What Nielsen really is is a lobbyist for tech and aerospace industries. Her bio also says she is "general counsel" for "Civitas Group LLC," a position that helped her be one of "The Most Influential People in Security 2016".  (Her bio for that award mentions her role in the Bush Administration as being "crisis manager for major events and emergencies." Hey, it didn't say she was a good crisis manager!)

Nielsen also lists herself on Twitter as the "President" of "Sunesis Consulting." Sunesis' specialty is helping companies comply with "Sarbanes-Oxley." That's the law the Bush administration passed in the wake of Enron and other scandals.  I bet with all the attention being given to the economic collapse of 2008, you entirely forgot about its little brother, the collapse of eleven major companies in 2002 due to the fact that they were (to use a technical term) "criminally fraudulent enterprises that cooked the books to ensure profits for the head CEOs."  Bush called the law (which [passed the Senate 99-1)
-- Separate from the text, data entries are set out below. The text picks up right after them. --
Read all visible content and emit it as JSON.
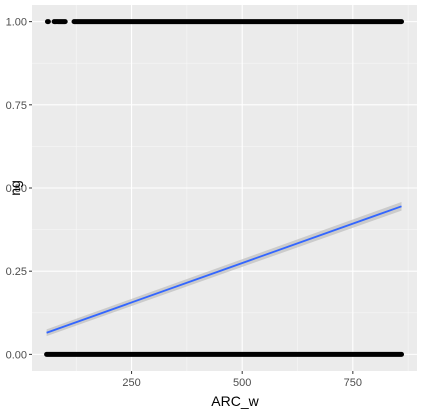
{
  "chart_data": {
    "type": "scatter",
    "xlabel": "ARC_w",
    "ylabel": "ng",
    "xlim": [
      25,
      895
    ],
    "ylim": [
      -0.05,
      1.05
    ],
    "x_ticks": [
      250,
      500,
      750
    ],
    "x_tick_labels": [
      "250",
      "500",
      "750"
    ],
    "y_ticks": [
      0,
      0.25,
      0.5,
      0.75,
      1
    ],
    "y_tick_labels": [
      "0.00",
      "0.25",
      "0.50",
      "0.75",
      "1.00"
    ],
    "grid": true,
    "point_groups": [
      {
        "y": 1,
        "x_ranges": [
          [
            60,
            62
          ],
          [
            75,
            80
          ],
          [
            83,
            100
          ],
          [
            120,
            860
          ]
        ]
      },
      {
        "y": 0,
        "x_ranges": [
          [
            58,
            860
          ]
        ]
      }
    ],
    "trend_line": {
      "x": [
        58,
        860
      ],
      "y": [
        0.065,
        0.445
      ],
      "ci_lower": [
        0.055,
        0.432
      ],
      "ci_upper": [
        0.075,
        0.458
      ]
    },
    "colors": {
      "panel": "#ebebeb",
      "grid_major": "#ffffff",
      "points": "#000000",
      "trend_line": "#3366ff",
      "ci_band": "#bdbdbd"
    }
  }
}
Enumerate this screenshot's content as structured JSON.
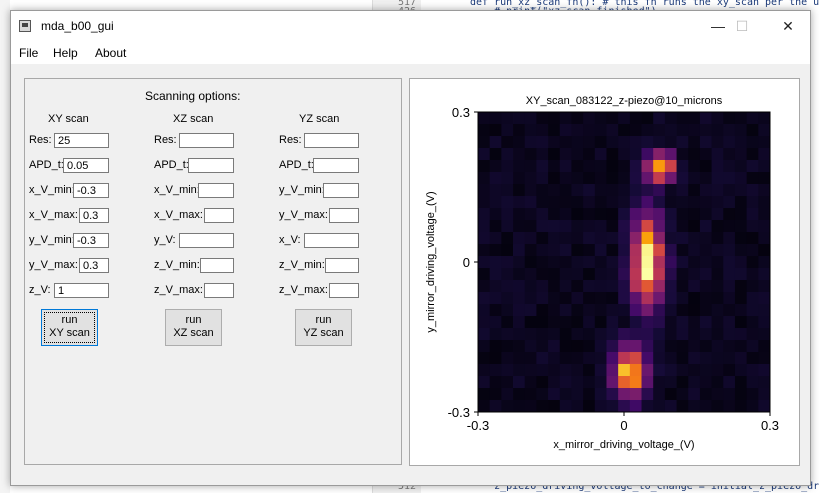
{
  "window": {
    "title": "mda_b00_gui",
    "controls": {
      "minimize": "—",
      "maximize": "☐",
      "close": "✕"
    }
  },
  "menu": [
    "File",
    "Help",
    "About"
  ],
  "scan_panel": {
    "heading": "Scanning options:",
    "columns": [
      {
        "title": "XY scan",
        "fields": [
          {
            "label": "Res:",
            "value": "25"
          },
          {
            "label": "APD_t:",
            "value": "0.05"
          },
          {
            "label": "x_V_min:",
            "value": "-0.3"
          },
          {
            "label": "x_V_max:",
            "value": "0.3"
          },
          {
            "label": "y_V_min:",
            "value": "-0.3"
          },
          {
            "label": "y_V_max:",
            "value": "0.3"
          },
          {
            "label": "z_V:",
            "value": "1"
          }
        ],
        "button": {
          "line1": "run",
          "line2": "XY scan"
        }
      },
      {
        "title": "XZ scan",
        "fields": [
          {
            "label": "Res:",
            "value": ""
          },
          {
            "label": "APD_t:",
            "value": ""
          },
          {
            "label": "x_V_min:",
            "value": ""
          },
          {
            "label": "x_V_max:",
            "value": ""
          },
          {
            "label": "y_V:",
            "value": ""
          },
          {
            "label": "z_V_min:",
            "value": ""
          },
          {
            "label": "z_V_max:",
            "value": ""
          }
        ],
        "button": {
          "line1": "run",
          "line2": "XZ scan"
        }
      },
      {
        "title": "YZ scan",
        "fields": [
          {
            "label": "Res:",
            "value": ""
          },
          {
            "label": "APD_t:",
            "value": ""
          },
          {
            "label": "y_V_min:",
            "value": ""
          },
          {
            "label": "y_V_max:",
            "value": ""
          },
          {
            "label": "x_V:",
            "value": ""
          },
          {
            "label": "z_V_min:",
            "value": ""
          },
          {
            "label": "z_V_max:",
            "value": ""
          }
        ],
        "button": {
          "line1": "run",
          "line2": "YZ scan"
        }
      }
    ]
  },
  "chart_data": {
    "type": "heatmap",
    "title": "XY_scan_083122_z-piezo@10_microns",
    "xlabel": "x_mirror_driving_voltage_(V)",
    "ylabel": "y_mirror_driving_voltage_(V)",
    "xlim": [
      -0.3,
      0.3
    ],
    "ylim": [
      -0.3,
      0.3
    ],
    "xticks": [
      "-0.3",
      "0",
      "0.3"
    ],
    "yticks": [
      "0.3",
      "0",
      "-0.3"
    ],
    "resolution": 25,
    "colormap": "inferno",
    "hotspots": [
      {
        "x": 0.072,
        "y": 0.19,
        "intensity": 0.95,
        "sx": 0.02,
        "sy": 0.02
      },
      {
        "x": 0.048,
        "y": 0.0,
        "intensity": 1.0,
        "sx": 0.022,
        "sy": 0.06
      },
      {
        "x": 0.012,
        "y": -0.22,
        "intensity": 0.9,
        "sx": 0.022,
        "sy": 0.035
      }
    ]
  },
  "background_code": {
    "lines": [
      {
        "num": "517",
        "text": "def run_xz_scan_fn(): # this fn runs the xy_scan per the user s"
      },
      {
        "num": "426",
        "text": "    # print(\"xz scan finished\")"
      },
      {
        "num": "512",
        "text": "    z_piezo_driving_voltage_to_change = initial_z_piezo_driving_v"
      }
    ]
  }
}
"the most far-reaching reforms of American business practices since the time of Franklin D. Roosevelt. The era of low standards and false profits is over; no boardroom in America is above or beyond the law."
What do you want to bet that just as Carl Icahn broke the law in trying to get cap-and-trade changed so he could make more than just $500,000,000, we will see the Trump administration start to roll back boardroom regulations that were put in place by the previous Republican administration?

Don't place that bet yet: In March Trump ordered that the Treasury Secretary review regulations including Sarbanes-Oxley specifically. Now would be a good time to pull your money out of the stock market.